The wonderful staff there sent me some information on it and also shared it was owned by a small Swiss municipality (on the Italian border), Commune di Collina d’oro (whom I tried to contact to no avail).
Apparently, the artist Huf had met Rilke in 1915 and the next day a portrait session occurred, although he went on to complete the work from memory. And what a sensitive and attentive creation it is. Small but bold, it evokes so much of the character of the subject through the slightly embellished elements of the features: from the gentle amplification of the brow, the plumpness of the round closed eyes, to the withdrawn cheeks to reveal the cheek bones and the fullness of the lips under the sweeping moustache.

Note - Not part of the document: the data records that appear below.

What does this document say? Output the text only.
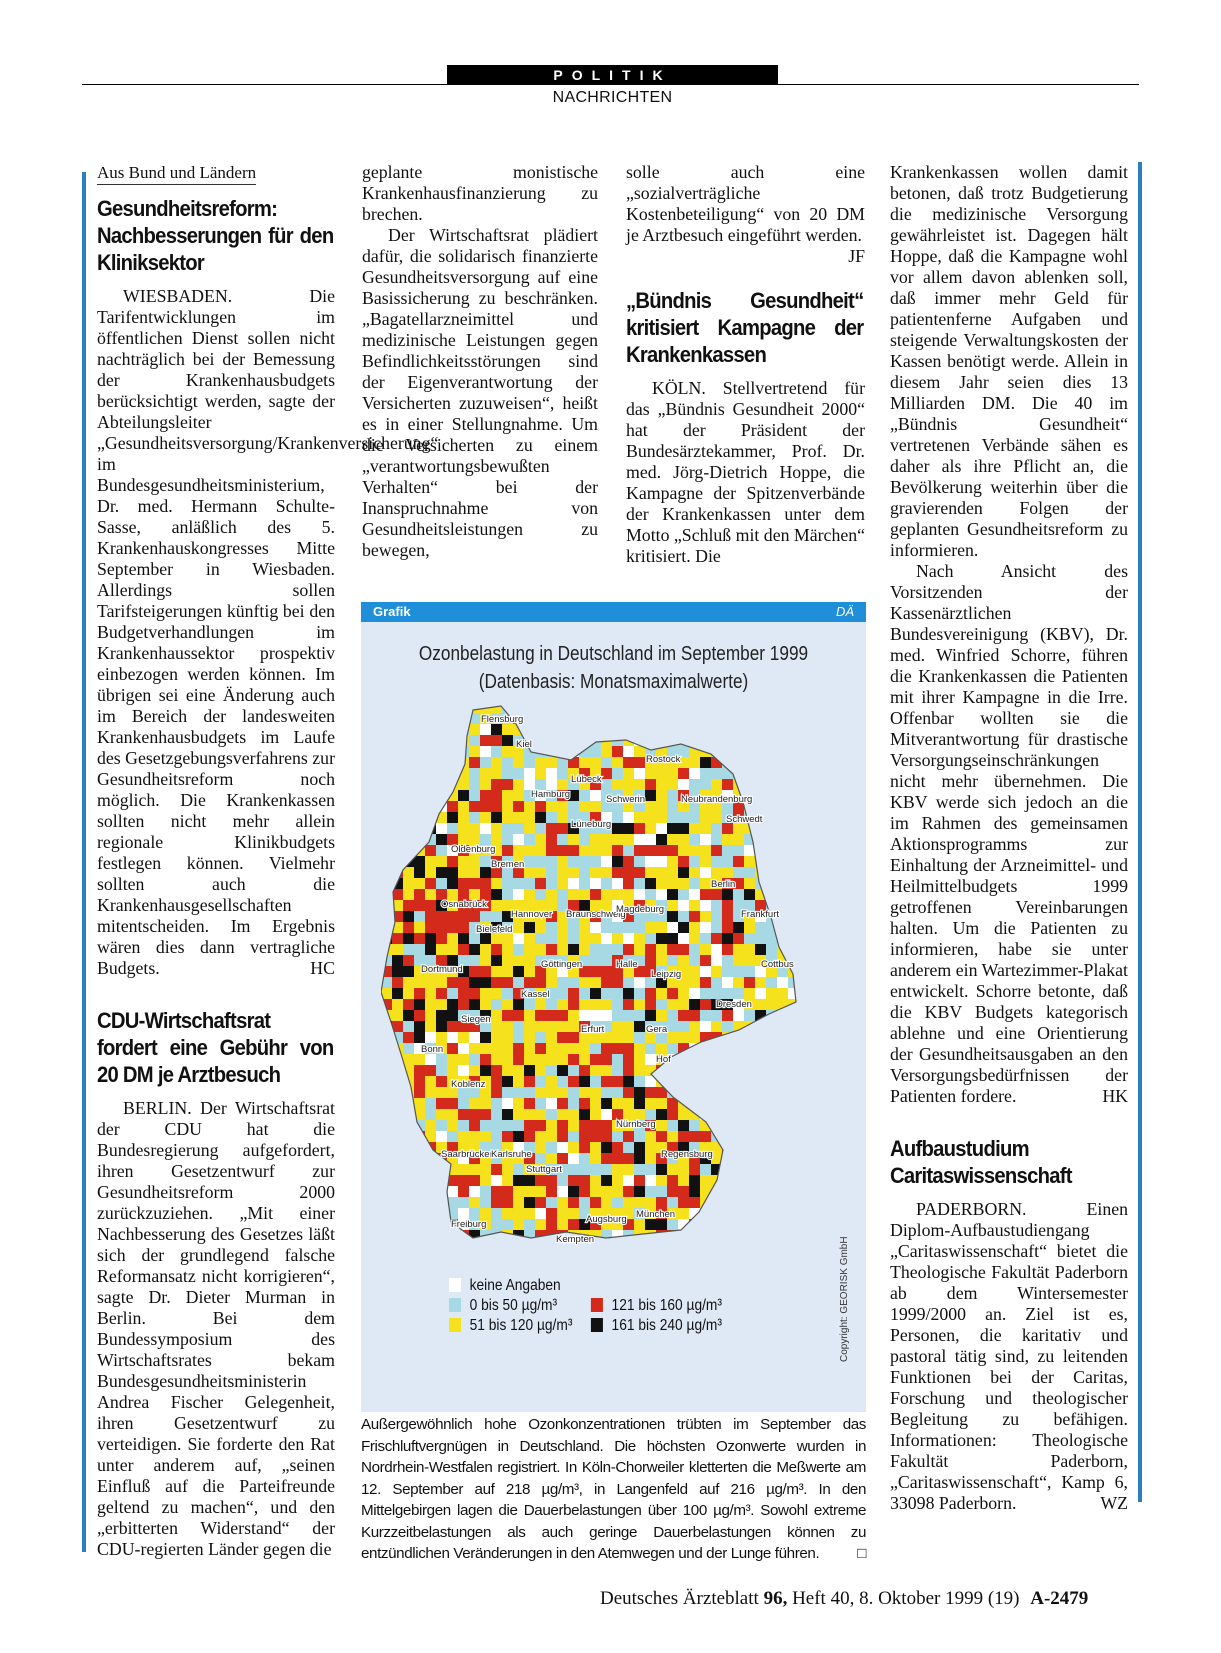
POLITIK
NACHRICHTEN
Aus Bund und Ländern
Gesundheitsreform: Nachbesserungen für den Kliniksektor

WIESBADEN. Die Tarifentwicklungen im öffentlichen Dienst sollen nicht nachträglich bei der Bemessung der Krankenhausbudgets berücksichtigt werden, sagte der Abteilungsleiter „Gesundheitsversorgung/Krankenversicherung“ im Bundesgesundheitsministerium, Dr. med. Hermann Schulte-Sasse, anläßlich des 5. Krankenhauskongresses Mitte September in Wiesbaden. Allerdings sollen Tarifsteigerungen künftig bei den Budgetverhandlungen im Krankenhaussektor prospektiv einbezogen werden können. Im übrigen sei eine Änderung auch im Bereich der landesweiten Krankenhausbudgets im Laufe des Gesetzgebungsverfahrens zur Gesundheitsreform noch möglich. Die Krankenkassen sollten nicht mehr allein regionale Klinikbudgets festlegen können. Vielmehr sollten auch die Krankenhausgesellschaften mitentscheiden. Im Ergebnis wären dies dann vertragliche Budgets.	HC

CDU-Wirtschaftsrat fordert eine Gebühr von 20 DM je Arztbesuch

BERLIN. Der Wirtschaftsrat der CDU hat die Bundesregierung aufgefordert, ihren Gesetzentwurf zur Gesundheitsreform 2000 zurückzuziehen. „Mit einer Nachbesserung des Gesetzes läßt sich der grundlegend falsche Reformansatz nicht korrigieren“, sagte Dr. Dieter Murman in Berlin. Bei dem Bundessymposium des Wirtschaftsrates bekam Bundesgesundheitsministerin Andrea Fischer Gelegenheit, ihren Gesetzentwurf zu verteidigen. Sie forderte den Rat unter anderem auf, „seinen Einfluß auf die Parteifreunde geltend zu machen“, und den „erbitterten Widerstand“ der CDU-regierten Länder gegen die

geplante monistische Krankenhausfinanzierung zu brechen.

Der Wirtschaftsrat plädiert dafür, die solidarisch finanzierte Gesundheitsversorgung auf eine Basissicherung zu beschränken. „Bagatellarzneimittel und medizinische Leistungen gegen Befindlichkeitsstörungen sind der Eigenverantwortung der Versicherten zuzuweisen“, heißt es in einer Stellungnahme. Um die Versicherten zu einem „verantwortungsbewußten Verhalten“ bei der Inanspruchnahme von Gesundheitsleistungen zu bewegen,

solle auch eine „sozialverträgliche Kostenbeteiligung“ von 20 DM je Arztbesuch eingeführt werden.
JF

„Bündnis Gesundheit“ kritisiert Kampagne der Krankenkassen

KÖLN. Stellvertretend für das „Bündnis Gesundheit 2000“ hat der Präsident der Bundesärztekammer, Prof. Dr. med. Jörg-Dietrich Hoppe, die Kampagne der Spitzenverbände der Krankenkassen unter dem Motto „Schluß mit den Märchen“ kritisiert. Die

Krankenkassen wollen damit betonen, daß trotz Budgetierung die medizinische Versorgung gewährleistet ist. Dagegen hält Hoppe, daß die Kampagne wohl vor allem davon ablenken soll, daß immer mehr Geld für patientenferne Aufgaben und steigende Verwaltungskosten der Kassen benötigt werde. Allein in diesem Jahr seien dies 13 Milliarden DM. Die 40 im „Bündnis Gesundheit“ vertretenen Verbände sähen es daher als ihre Pflicht an, die Bevölkerung weiterhin über die gravierenden Folgen der geplanten Gesundheitsreform zu informieren.

Nach Ansicht des Vorsitzenden der Kassenärztlichen Bundesvereinigung (KBV), Dr. med. Winfried Schorre, führen die Krankenkassen die Patienten mit ihrer Kampagne in die Irre. Offenbar wollten sie die Mitverantwortung für drastische Versorgungseinschränkungen nicht mehr übernehmen. Die KBV werde sich jedoch an die im Rahmen des gemeinsamen Aktionsprogramms zur Einhaltung der Arzneimittel- und Heilmittelbudgets 1999 getroffenen Vereinbarungen halten. Um die Patienten zu informieren, habe sie unter anderem ein Wartezimmer-Plakat entwickelt. Schorre betonte, daß die KBV Budgets kategorisch ablehne und eine Orientierung der Gesundheitsausgaben an den Versorgungsbedürfnissen der Patienten fordere.	HK

Aufbaustudium Caritaswissenschaft

PADERBORN. Einen Diplom-Aufbaustudiengang „Caritaswissenschaft“ bietet die Theologische Fakultät Paderborn ab dem Wintersemester 1999/2000 an. Ziel ist es, Personen, die karitativ und pastoral tätig sind, zu leitenden Funktionen bei der Caritas, Forschung und theologischer Begleitung zu befähigen. Informationen: Theologische Fakultät Paderborn, „Caritaswissenschaft“, Kamp 6, 33098 Paderborn.	WZ

Grafik	DÄ
Ozonbelastung in Deutschland im September 1999
(Datenbasis: Monatsmaximalwerte)
Flensburg
Kiel
Rostock
Lübeck
Hamburg	Schwerin	Neubrandenburg
Lüneburg	Schwedt
Oldenburg
Bremen
Berlin
Hannover Braunschweig
Magdeburg	Frankfurt
Osnabrück
Bielefeld
Cottbus
Dortmund	Göttingen	Halle
Leipzig
Kassel
Dresden
Siegen
Bonn
Erfurt	Gera
Koblenz
Hof
Saarbrücken
Nürnberg
Stuttgart
Regensburg
Karlsruhe
Freiburg	Augsburg München
Kempten
keine Angaben
0 bis 50 µg/m³
51 bis 120 µg/m³
121 bis 160 µg/m³
161 bis 240 µg/m³	Copyright: GEORISK GmbH
Außergewöhnlich hohe Ozonkonzentrationen trübten im September das Frischluftvergnügen in Deutschland. Die höchsten Ozonwerte wurden in Nordrhein-Westfalen registriert. In Köln-Chorweiler kletterten die Meßwerte am 12. September auf 218 µg/m³, in Langenfeld auf 216 µg/m³. In den Mittelgebirgen lagen die Dauerbelastungen über 100 µg/m³. Sowohl extreme Kurzzeitbelastungen als auch geringe Dauerbelastungen können zu entzündlichen Veränderungen in den Atemwegen und der Lunge führen. □
Deutsches Ärzteblatt 96, Heft 40, 8. Oktober 1999 (19) A-2479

So from first discovering this artistic impression of a poet who has spoken to me for so long, here I am, nearly four years later, spending over an hour in its company. It was very hard to leave:
What followed was an equally arresting afternoon trip and experience of visiting Rilke’s final resting place. Through and into the Swiss Alps via two train stops, just a short walk from the Raron’s train station I found myself at the foot of the rock spur which aloft sits the 16th Century St. Romanus Church and the aforementioned grave. At the foot is also the St. Michael rock church, which was created by carving out 6000 m3 of rock and opened in 1974 with a capacity for 500 people.
To get to the grave is a steep climb upwards and around the hill which whacks the breathe out of you—although what a reward!
Apart from the small but impressive church and the grave of the poet, it’s the view out from where Rilke lays which is heavy in beauty (so much so i nearly missed my connecting train back out of the valley, so lost was I in the present vista):
After reading so much of the mans words over the past twenty years and tweeting far too many of his lines (neatly curated here if you care), this has been an adventure in coming closer to a poet who’s work is soaked in over-thoughts and drenched in metaphor.
For those who are a fan if his work and find themselves in this part of Europe I urge you to explore the above locations as I guarantee it will be fuel for the soul which will echo deep within. As the man wrote:
Like someone on the final hill, which one more time shows him his entire valley, who turns, pauses, lingers—and so we live, constantly saying farewell.